Reputation: 3
I have two dataframes, a and b:
a:
+-----+---------+
| word|frequency|
+-----+---------+
| git| 5|
|stack| 10|
|match| 15|
|other| 3|
+-----+---------+
b:
+-------------+---------+
| word|frequency|
+-------------+---------+
| github| 5|
| match | 2|
|stackoverflow| 10|
| b_entry| 7|
+-------------+---------+
I would like to filter out all rows from dataframe a where the word column is equal to or a substring of any row from b, so the desired output is:
+-----+---------+
| word|frequency|
+-----+---------+
|other| 3|
+-----+---------+
I know there are functions a.word.contains(), a.word.like(), a.word.rlike(), etc that can help me test conditions if a.word has a substring. The issue with these is that I would end up with the rows of b that contain values of a.word, instead of the rows of a that are contained by b.word. Are there any functions to help test if a.word is a substring of another table?
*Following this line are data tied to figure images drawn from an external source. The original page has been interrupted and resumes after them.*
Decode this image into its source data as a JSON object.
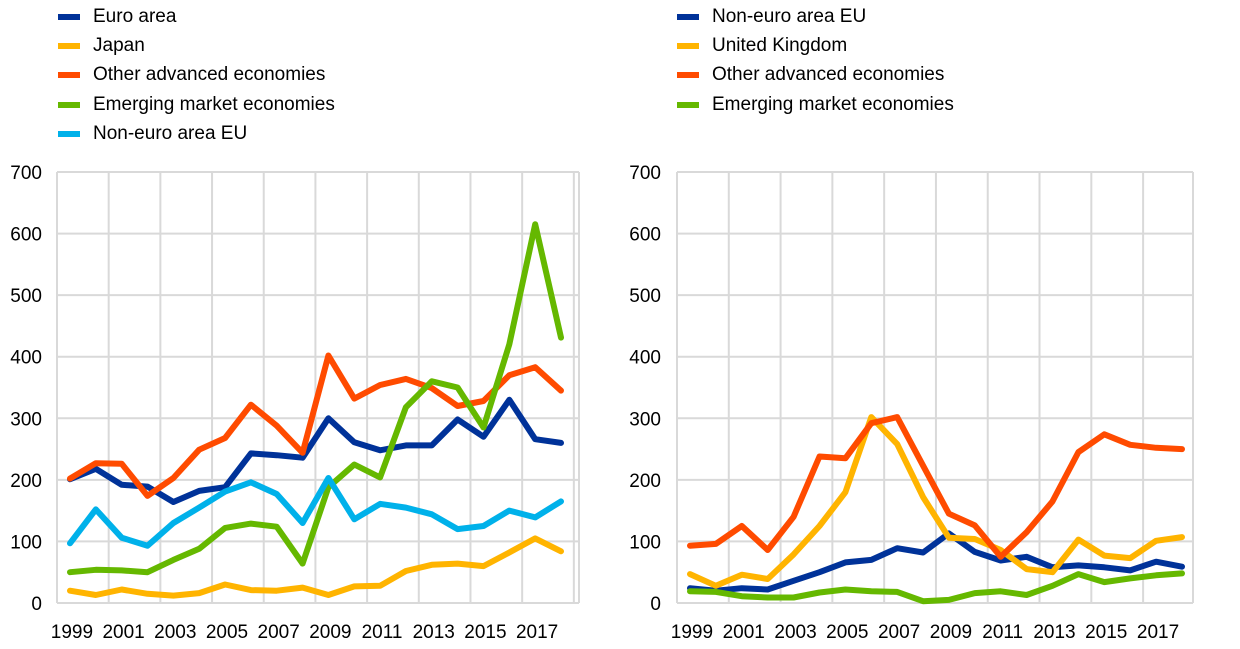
{
  "chart_data": [
    {
      "type": "line",
      "title": "",
      "xlabel": "",
      "ylabel": "",
      "ylim": [
        0,
        700
      ],
      "yticks": [
        0,
        100,
        200,
        300,
        400,
        500,
        600,
        700
      ],
      "x": [
        1999,
        2000,
        2001,
        2002,
        2003,
        2004,
        2005,
        2006,
        2007,
        2008,
        2009,
        2010,
        2011,
        2012,
        2013,
        2014,
        2015,
        2016,
        2017,
        2018
      ],
      "xtick_labels": [
        "1999",
        "2001",
        "2003",
        "2005",
        "2007",
        "2009",
        "2011",
        "2013",
        "2015",
        "2017"
      ],
      "grid": true,
      "legend_position": "top-left",
      "series": [
        {
          "name": "Euro area",
          "color": "#003299",
          "values": [
            201,
            218,
            192,
            189,
            164,
            182,
            188,
            243,
            240,
            236,
            300,
            261,
            248,
            256,
            256,
            298,
            270,
            330,
            266,
            260
          ]
        },
        {
          "name": "Japan",
          "color": "#FFB400",
          "values": [
            20,
            13,
            22,
            15,
            12,
            16,
            30,
            21,
            20,
            25,
            13,
            27,
            28,
            52,
            62,
            64,
            60,
            82,
            105,
            84
          ]
        },
        {
          "name": "Other advanced economies",
          "color": "#FF4B00",
          "values": [
            202,
            227,
            226,
            174,
            203,
            249,
            268,
            322,
            288,
            244,
            402,
            332,
            354,
            364,
            349,
            320,
            328,
            370,
            383,
            345
          ]
        },
        {
          "name": "Emerging market economies",
          "color": "#65B800",
          "values": [
            50,
            54,
            53,
            50,
            70,
            88,
            122,
            129,
            124,
            64,
            188,
            225,
            204,
            318,
            360,
            350,
            285,
            420,
            615,
            431
          ]
        },
        {
          "name": "Non-euro area EU",
          "color": "#00B1EA",
          "values": [
            97,
            152,
            106,
            93,
            130,
            155,
            181,
            196,
            177,
            130,
            203,
            136,
            161,
            155,
            144,
            120,
            125,
            150,
            139,
            165
          ]
        }
      ]
    },
    {
      "type": "line",
      "title": "",
      "xlabel": "",
      "ylabel": "",
      "ylim": [
        0,
        700
      ],
      "yticks": [
        0,
        100,
        200,
        300,
        400,
        500,
        600,
        700
      ],
      "x": [
        1999,
        2000,
        2001,
        2002,
        2003,
        2004,
        2005,
        2006,
        2007,
        2008,
        2009,
        2010,
        2011,
        2012,
        2013,
        2014,
        2015,
        2016,
        2017,
        2018
      ],
      "xtick_labels": [
        "1999",
        "2001",
        "2003",
        "2005",
        "2007",
        "2009",
        "2011",
        "2013",
        "2015",
        "2017"
      ],
      "grid": true,
      "legend_position": "top-left",
      "series": [
        {
          "name": "Non-euro area EU",
          "color": "#003299",
          "values": [
            24,
            20,
            24,
            22,
            36,
            50,
            66,
            70,
            89,
            82,
            113,
            83,
            69,
            75,
            58,
            61,
            58,
            53,
            67,
            59
          ]
        },
        {
          "name": "United Kingdom",
          "color": "#FFB400",
          "values": [
            47,
            28,
            46,
            39,
            79,
            125,
            180,
            302,
            258,
            172,
            106,
            104,
            86,
            55,
            50,
            103,
            77,
            73,
            101,
            107
          ]
        },
        {
          "name": "Other advanced economies",
          "color": "#FF4B00",
          "values": [
            93,
            96,
            125,
            86,
            140,
            238,
            235,
            292,
            302,
            223,
            145,
            126,
            75,
            115,
            165,
            245,
            274,
            257,
            252,
            250
          ]
        },
        {
          "name": "Emerging market economies",
          "color": "#65B800",
          "values": [
            19,
            18,
            11,
            9,
            9,
            17,
            22,
            19,
            18,
            3,
            5,
            16,
            19,
            13,
            28,
            47,
            34,
            40,
            45,
            48
          ]
        }
      ]
    }
  ]
}
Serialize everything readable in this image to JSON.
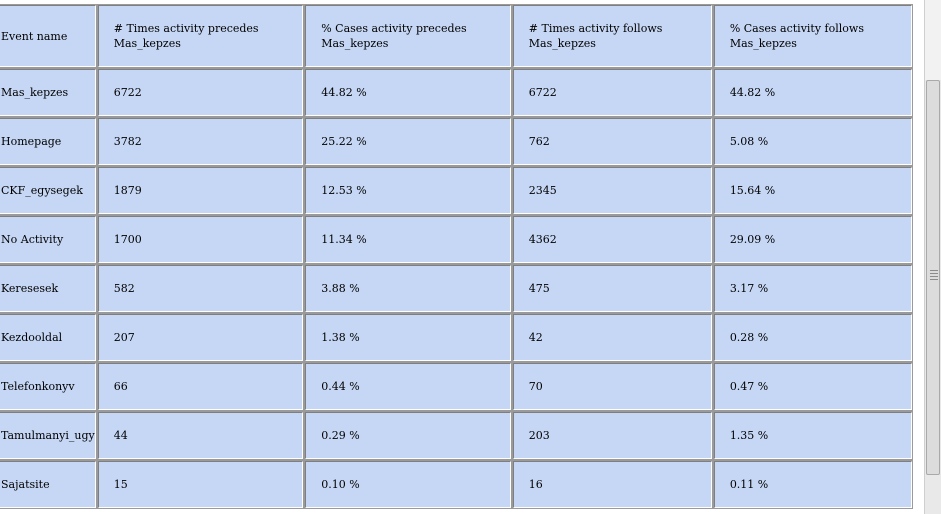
{
  "table": {
    "headers": [
      [
        "Event name",
        ""
      ],
      [
        "# Times activity precedes",
        "Mas_kepzes"
      ],
      [
        "% Cases activity precedes",
        "Mas_kepzes"
      ],
      [
        "# Times activity follows",
        "Mas_kepzes"
      ],
      [
        "% Cases activity follows",
        "Mas_kepzes"
      ]
    ],
    "rows": [
      [
        "Mas_kepzes",
        "6722",
        "44.82 %",
        "6722",
        "44.82 %"
      ],
      [
        "Homepage",
        "3782",
        "25.22 %",
        "762",
        "5.08 %"
      ],
      [
        "CKF_egysegek",
        "1879",
        "12.53 %",
        "2345",
        "15.64 %"
      ],
      [
        "No Activity",
        "1700",
        "11.34 %",
        "4362",
        "29.09 %"
      ],
      [
        "Keresesek",
        "582",
        "3.88 %",
        "475",
        "3.17 %"
      ],
      [
        "Kezdooldal",
        "207",
        "1.38 %",
        "42",
        "0.28 %"
      ],
      [
        "Telefonkonyv",
        "66",
        "0.44 %",
        "70",
        "0.47 %"
      ],
      [
        "Tamulmanyi_ugy",
        "44",
        "0.29 %",
        "203",
        "1.35 %"
      ],
      [
        "Sajatsite",
        "15",
        "0.10 %",
        "16",
        "0.11 %"
      ]
    ]
  },
  "colors": {
    "cell_bg": "#c6d7f5",
    "page_bg": "#ffffff"
  }
}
Ideally, a solution would be able to operate on the two tables together instead of directly iterating over the values, eg SQL Join.
Upvotes: 0
Views: 1378
Reputation: 3419
Use contains()
in the join condition with left_anti
as the join type.
A left anti join returns all rows from the first table which do not have a match in the second table.
df_a.show()
+-----+---------+
| word|frequency|
+-----+---------+
| git| 5|
|stack| 10|
|match| 15|
|other| 3|
+-----+---------+
df_b.show()
+-------------+-----------+
| word_1|frequency_1|
+-------------+-----------+
| github| 5|
| match| 2|
|stackoverflow| 10|
| b_entry| 7|
+-------------+-----------+
from pyspark.sql.functions import *
df_a.join(df_b, (df_b.word_1.contains(df_a.word)), "left_anti").show()
+-----+---------+
| word|frequency|
+-----+---------+
|other| 3|
+-----+---------+
Upvotes: 1